Overview of Hash Functions

Modern cryptography has evolved with the convenient use of cryptographic hash function (CHF), which is an algorithm that maps data of arbitrary size (the “message”) to a bit array of a fixed size (a “hash”).

The hash function is practically infeasible to invert as it is a one-way function. The only ways to intercept the message would be via brute-force search, which iterates through possible inputs until it produces a match, or making use of a rainbow table of matched hashes.


Properties of Hash Functions

The ideal cryptographic hash function has the following properties:

  • Deterministic: the same message always results in the same hash.
  • Quick: designed to swiftly compute the hash value for any given message.
  • Irreversibility: it is infeasible to generate a message that yields a given hash value, aka to reverse the process that generated the given hash value.
  • Unique Inheritance: it is infeasible to find two different messages with the same hash value.
  • Sensitivity to Change: a small change to a message should change the hash value so extensively that the new hash value appears uncorrelated with the old hash value ( avalanche effect ).
Hash Function

The SHA-1 hash function exhibits good avalanche effect (shown above).

When a single bit is changed the hash sum becomes completely different.
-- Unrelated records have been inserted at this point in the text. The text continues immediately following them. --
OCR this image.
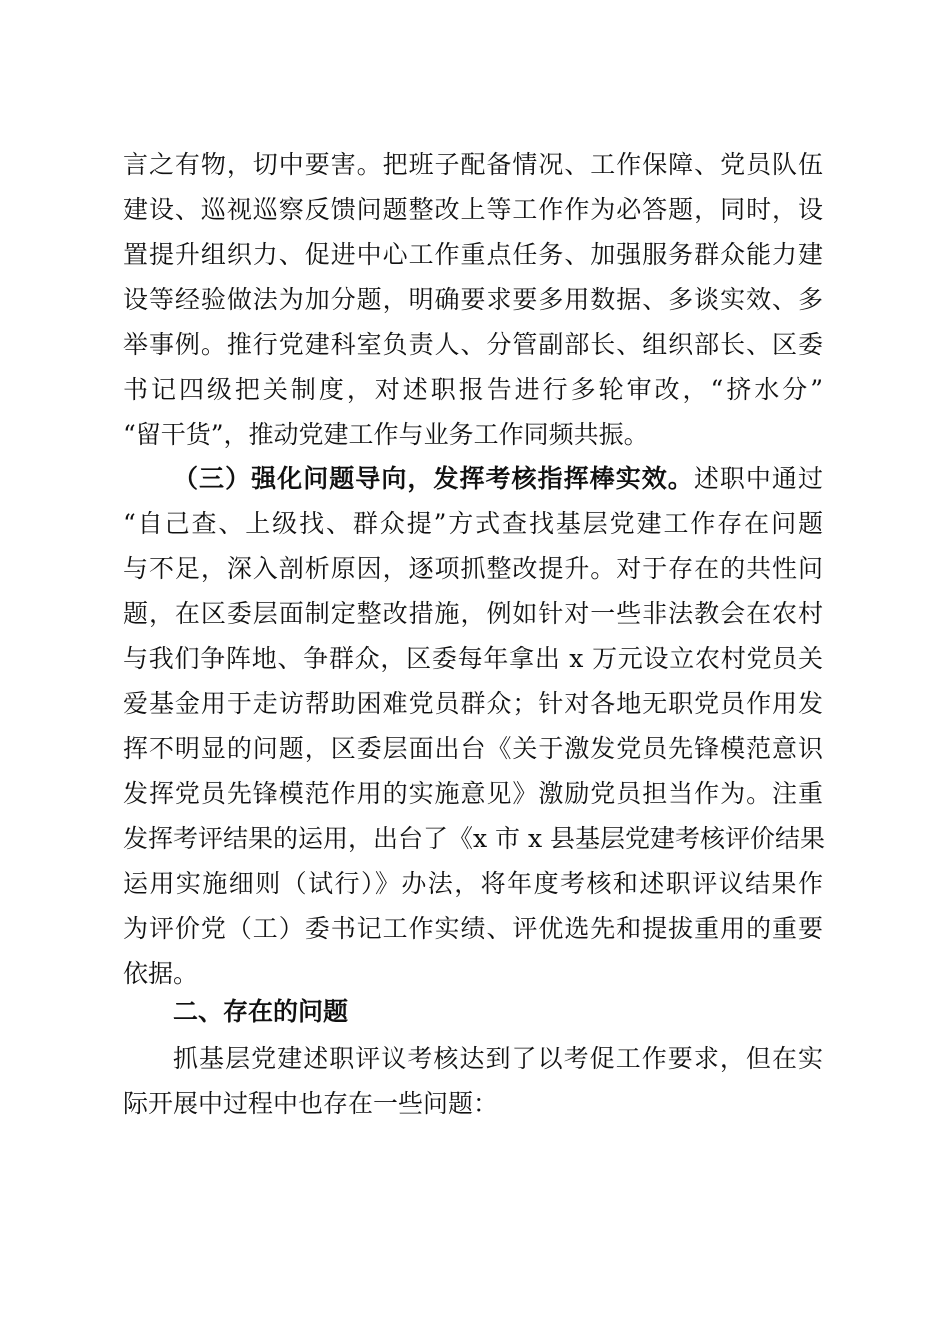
言之有物，切中要害。把班子配备情况、工作保障、党员队伍
建设、巡视巡察反馈问题整改上等工作作为必答题，同时，设
置提升组织力、促进中心工作重点任务、加强服务群众能力建
设等经验做法为加分题，明确要求要多用数据、多谈实效、多
举事例。推行党建科室负责人、分管副部长、组织部长、区委
书记四级把关制度，对述职报告进行多轮审改，“挤水分”
“留干货”，推动党建工作与业务工作同频共振。
（三）强化问题导向，发挥考核指挥棒实效。述职中通过
“自己查、上级找、群众提”方式查找基层党建工作存在问题
与不足，深入剖析原因，逐项抓整改提升。对于存在的共性问
题，在区委层面制定整改措施，例如针对一些非法教会在农村
与我们争阵地、争群众，区委每年拿出 x 万元设立农村党员关
爱基金用于走访帮助困难党员群众；针对各地无职党员作用发
挥不明显的问题，区委层面出台《关于激发党员先锋模范意识
发挥党员先锋模范作用的实施意见》激励党员担当作为。注重
发挥考评结果的运用，出台了《x 市 x 县基层党建考核评价结果
运用实施细则（试行）》办法，将年度考核和述职评议结果作
为评价党（工）委书记工作实绩、评优选先和提拔重用的重要
依据。
二、存在的问题
抓基层党建述职评议考核达到了以考促工作要求，但在实
际开展中过程中也存在一些问题：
Cryptographic hash functions have many information-security applications, notably in digital signatures, message authentication codes (MACs), and other forms of authentication.

They may also be used as ordinary hash functions, to index data in hash tables, for fingerprinting, to detect duplicate data or uniquely identify files, and as checksums to detect accidental data corruption.

NOTE: In information-security contexts, cryptographic hash values are occasionally referred to as (digital) fingerprints, checksums, or just hash values, even though all these terms stand for more general functions with rather different properties and purposes.